The show’s belated tenth season will air on ABC in the spring of 2018 as a mid-season replacement. But, of course, Roseanne wouldn’t be Roseanne without some controversy. And one particular new addition to the cast has already got one notorious group of people in boycott mode before they’ve watched a single episode.
Indeed, fundamentalist organization One Million Moms have launched a protest after learning about one of Roseanne’s grandchildren. Nine-year-old Mark is described as “gender creative” and will exhibit both male and female qualities. Ames McNamara, plays the character, who is Darlene and David’s son.
According to on-screen mother Sara Gilbert, McNamara is one to watch. The actor told TVLine, “It’s inspiring to see so much talent at such a young age. Some people are born with abilities beyond their years. Ames is one of those people.” McNamara’s character will also have a 14-year-old sister, Harris, who was born during Roseanne’s previous season.
One Million Moms’ official website describes gender fluidity as a mental disorder. In a statement the group argued that the reboot is pushing forward a transgender agenda. “The victims of this outrageous program are the young cast members, not to mention any child who views the show.”
The statement, posted by group director Monica Cole, added, “DNA proves a female is female and a male is male. There is no gray area here and no such thing as ‘gender fluid.’ Confusing young viewers and child cast members with gender dysphoria is destructive.”
One Million Moms was formed by the American Family Association. Their main mission is to “stop the exploitation of children” by the media through boycotts of offensive advertising campaigns and TV shows. Their first major target was JC Penney after the company hired “open homosexual” Ellen DeGeneres as a spokesperson in 2012.
A year later the group protested against Glee for mocking Christianity, Disney’s Good Luck Charlie for featuring a kid with two mothers, and 666: Park Avenue for endorsing devil worship. They have also since accused GEICO of promoting bestiality and Campbell’s of normalizing sin. However, none of their campaigns has had even the least effect.
And that doesn’t look like it’s going to change any time soon. As of September 2017, the group’s “I will not watch” petition had amassed less than 7,000 signatures. Even Roseanne’s lowest-rated season, its controversial ninth, pulled in an average of 10.1 million viewers.

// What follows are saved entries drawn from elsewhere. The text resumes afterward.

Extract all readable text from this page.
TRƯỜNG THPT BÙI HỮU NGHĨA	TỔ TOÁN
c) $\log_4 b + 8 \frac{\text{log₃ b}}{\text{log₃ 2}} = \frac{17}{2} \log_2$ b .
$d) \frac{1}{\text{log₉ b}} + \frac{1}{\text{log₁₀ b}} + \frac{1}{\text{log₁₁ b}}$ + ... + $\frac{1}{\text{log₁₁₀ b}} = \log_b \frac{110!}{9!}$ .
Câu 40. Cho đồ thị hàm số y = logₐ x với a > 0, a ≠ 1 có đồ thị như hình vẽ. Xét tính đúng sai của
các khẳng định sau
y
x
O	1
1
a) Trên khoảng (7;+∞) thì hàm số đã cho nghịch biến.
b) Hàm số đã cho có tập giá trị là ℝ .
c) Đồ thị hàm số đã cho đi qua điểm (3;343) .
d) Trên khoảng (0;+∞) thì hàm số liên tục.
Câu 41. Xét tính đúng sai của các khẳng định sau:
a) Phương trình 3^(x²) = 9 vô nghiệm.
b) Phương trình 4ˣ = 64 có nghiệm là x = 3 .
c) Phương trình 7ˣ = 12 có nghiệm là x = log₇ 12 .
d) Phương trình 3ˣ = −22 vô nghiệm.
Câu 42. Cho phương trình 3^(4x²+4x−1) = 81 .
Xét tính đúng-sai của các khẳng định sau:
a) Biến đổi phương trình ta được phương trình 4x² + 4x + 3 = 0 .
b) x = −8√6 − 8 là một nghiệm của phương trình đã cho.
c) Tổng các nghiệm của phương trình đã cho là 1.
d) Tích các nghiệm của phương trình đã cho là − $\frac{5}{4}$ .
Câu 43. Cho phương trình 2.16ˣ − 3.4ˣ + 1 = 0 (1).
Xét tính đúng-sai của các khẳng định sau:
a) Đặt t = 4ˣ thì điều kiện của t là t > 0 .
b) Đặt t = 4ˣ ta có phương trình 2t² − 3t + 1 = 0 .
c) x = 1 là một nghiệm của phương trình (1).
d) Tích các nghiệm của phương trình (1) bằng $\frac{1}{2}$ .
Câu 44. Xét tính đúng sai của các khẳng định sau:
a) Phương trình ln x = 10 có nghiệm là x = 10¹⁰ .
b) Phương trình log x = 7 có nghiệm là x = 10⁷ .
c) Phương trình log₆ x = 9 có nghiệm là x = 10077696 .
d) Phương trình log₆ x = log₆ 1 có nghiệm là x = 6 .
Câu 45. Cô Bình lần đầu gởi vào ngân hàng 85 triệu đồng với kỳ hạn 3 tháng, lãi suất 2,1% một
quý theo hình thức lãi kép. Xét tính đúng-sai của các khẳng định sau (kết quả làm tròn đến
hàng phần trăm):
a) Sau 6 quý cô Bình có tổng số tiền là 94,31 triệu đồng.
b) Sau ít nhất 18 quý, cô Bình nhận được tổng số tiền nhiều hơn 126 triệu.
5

There’s been no official word from Roseanne about the boycott. But Out magazine did put forward a much more inclusive counter-argument. “What this character actually represents is a historic step forward for diversity. Mark will be the youngest gender-fluid character on television and, for a generation of kids who struggle with their gender identity, he’ll be a beacon of hope.”
However, speaking to EW in a Facebook Live interview, Sara Gilbert did say that the new Roseanne is a change for good. “It felt like the right time to put this working-class family on TV. That’s a voice that’s not been spoken for enough in this country and we feel hopefully that we can be a uniting force in that way.”
The first set of images from the Roseanne reboot, taken during a table read, were recently released by ABC. It’s still not yet known how Dan will return from the dead. But the man who plays him, John Goodman, has an idea, telling ABC News, “I think they’re just going to ignore it.”